The federal funds rate

Gray bands indicate recessions. Source: Board of Governors of the Federal Reserve System, Federal Reserve Bank of St. Louis.

But once the Fed has lowered the federal funds rate all the way to zero — as it did during the 2008 mortgage meltdown and at the outset of the pandemic in March 2020 — it has other tools it can turn to if needed.

By buying Treasury bonds and mortgage-backed securities, the Fed can keep long-term interest rates low. This quantitative easing is supposed to be temporary. When the pandemic hit, the Fed had only started to unwind more than $4 trillion in assets on its books from the Great Recession of 2007-09.

Fed quantitative easing approaching $8 trillion

Assets held by the Federal Reserve through quantitative easing purchases now total $7.66 trillion, including $5.24 trillion of long-term Treasurys and $2.42 trillion in mortgage-backed securities. Source: Board of Governors of the Federal Reserve System, Federal Reserve Bank of St. Louis.

On March 15, 2020, the Federal Open Market Committee committed to buy at least $500 billion in Treasurys and $200 billion worth of mortgage-backed securities. Since then, the Fed’s holdings of Treasurys have grown by nearly $3 trillion, and its MBS holdings have increased by more than $1 trillion.

That’s a source of concern to some economists, including, Mohamed El-Erian, chief economic adviser at Allianz, parent company of bond giant PIMCO.

“You can argue quite easily that the economic benefits are limited and are far exceeded by the costs and risks that are starting to undermine the prospects for high, durable, inclusive growth,” El-Erian told Politico this week in advance of the Fed’s meeting.

Mortgage rates have been at or near historic lows during the pandemic.

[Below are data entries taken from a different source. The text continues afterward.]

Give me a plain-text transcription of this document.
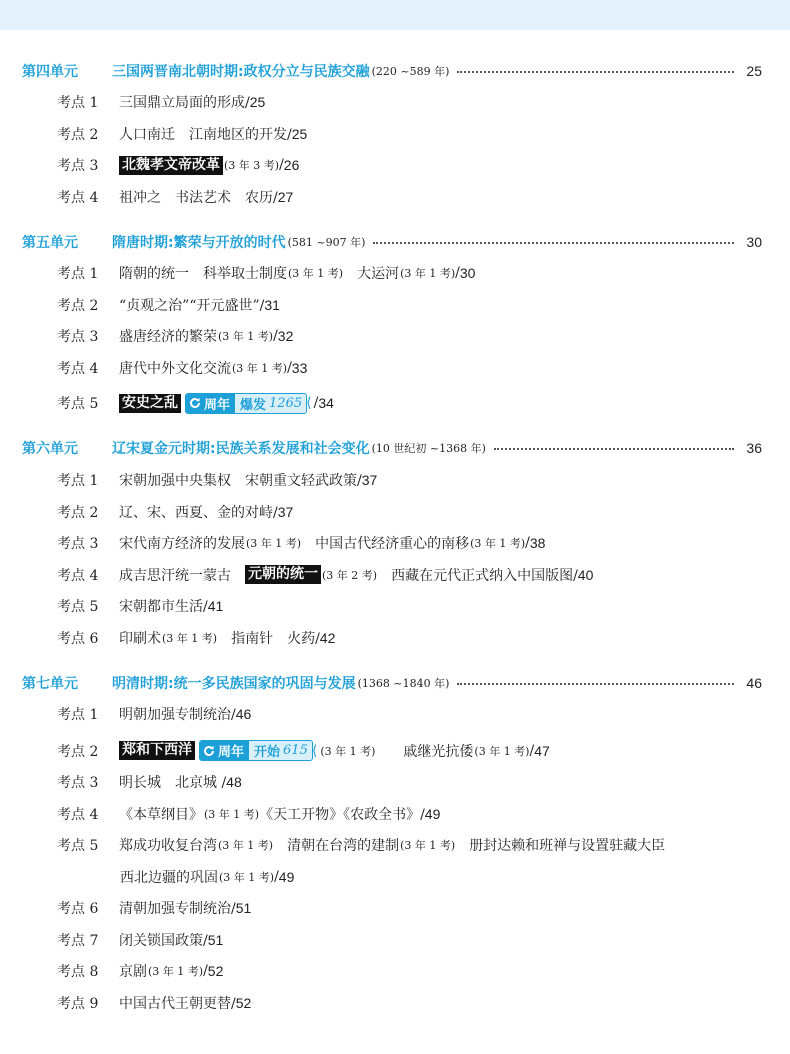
第四单元	三国两晋南北朝时期:政权分立与民族交融 (220 ~589 年)	25
考点 1	三国鼎立局面的形成/ 25
考点 2	人口南迁　江南地区的开发/ 25
考点 3	北魏孝文帝改革 (3 年 3 考) / 26
考点 4	祖冲之　书法艺术　农历/ 27
第五单元	隋唐时期:繁荣与开放的时代 (581 ~907 年)	30
考点 1	隋朝的统一　科举取士制度 (3 年 1 考) 　大运河 (3 年 1 考) / 30
考点 2	“贞观之治”“开元盛世”/ 31
考点 3	盛唐经济的繁荣 (3 年 1 考) / 32
考点 4	唐代中外文化交流 (3 年 1 考) / 33
考点 5	安史之乱 周年 爆发 1265 ⟨ / 34
第六单元	辽宋夏金元时期:民族关系发展和社会变化 (10 世纪初 ~1368 年)	36
考点 1	宋朝加强中央集权　宋朝重文轻武政策/ 37
考点 2	辽、宋、西夏、金的对峙/ 37
考点 3	宋代南方经济的发展 (3 年 1 考) 　中国古代经济重心的南移 (3 年 1 考) / 38
考点 4	成吉思汗统一蒙古　 元朝的统一 (3 年 2 考) 　西藏在元代正式纳入中国版图/ 40
考点 5	宋朝都市生活/ 41
考点 6	印刷术 (3 年 1 考) 　指南针　火药/ 42
第七单元	明清时期:统一多民族国家的巩固与发展 (1368 ~1840 年)	46
考点 1	明朝加强专制统治/ 46
考点 2	郑和下西洋 周年 开始 615 ⟨ (3 年 1 考) 　　戚继光抗倭 (3 年 1 考) / 47
考点 3	明长城　北京城 / 48
考点 4	《本草纲目》 (3 年 1 考) 《天工开物》《农政全书》/ 49
考点 5	郑成功收复台湾 (3 年 1 考) 　清朝在台湾的建制 (3 年 1 考) 　册封达赖和班禅与设置驻藏大臣
西北边疆的巩固 (3 年 1 考) / 49
考点 6	清朝加强专制统治/ 51
考点 7	闭关锁国政策/ 51
考点 8	京剧 (3 年 1 考) / 52
考点 9	中国古代王朝更替/ 52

Rates on 15-year fixed-rate mortgages hit a new low during the week ending July 22, and 30-year fixed-rate mortgages aren’t far above the all-time low of 2.65 percent seen in January.

But some critics say the Fed gets too much credit for the impact its purchases have on rates, and others worry that low mortgage rates are contributing to runaway home price appreciation, since low rates give consumers more homebuying power.

But tapering can be “quite a complicated thing, there are lots of moving pieces” including how quickly to scale down purchases, and whether to concentrate on mortgages or Treasurys, St. Louis Fed President James Bullard told CNBC last month.

Asked whether he’d scale down purchases of mortgages or Treasurys first, Bullard said he’s “leaning a little bit toward the idea that maybe we don’t need to be in mortgage-backed securities with a booming housing market and even a threatening housing bubble here, according to some people.”

In a note to clients, Pantheon Macroecomics‘ Ian Shepherdson said the rate of growth of labor costs “remains the single most important determinant of future U.S. inflation.”

The Fed, Shepherdson said, “could not stand back and ignore a sustained surge in wage inflation, unless policymakers could be confident it would be offset by faster productivity growth. But none of this will be clear until the late fall, and perhaps not until early 2022. Tapering will start before then, but the Fed’s leadership will want to proceed more cautiously than some of the more hawkish — and talkative — regional presidents.”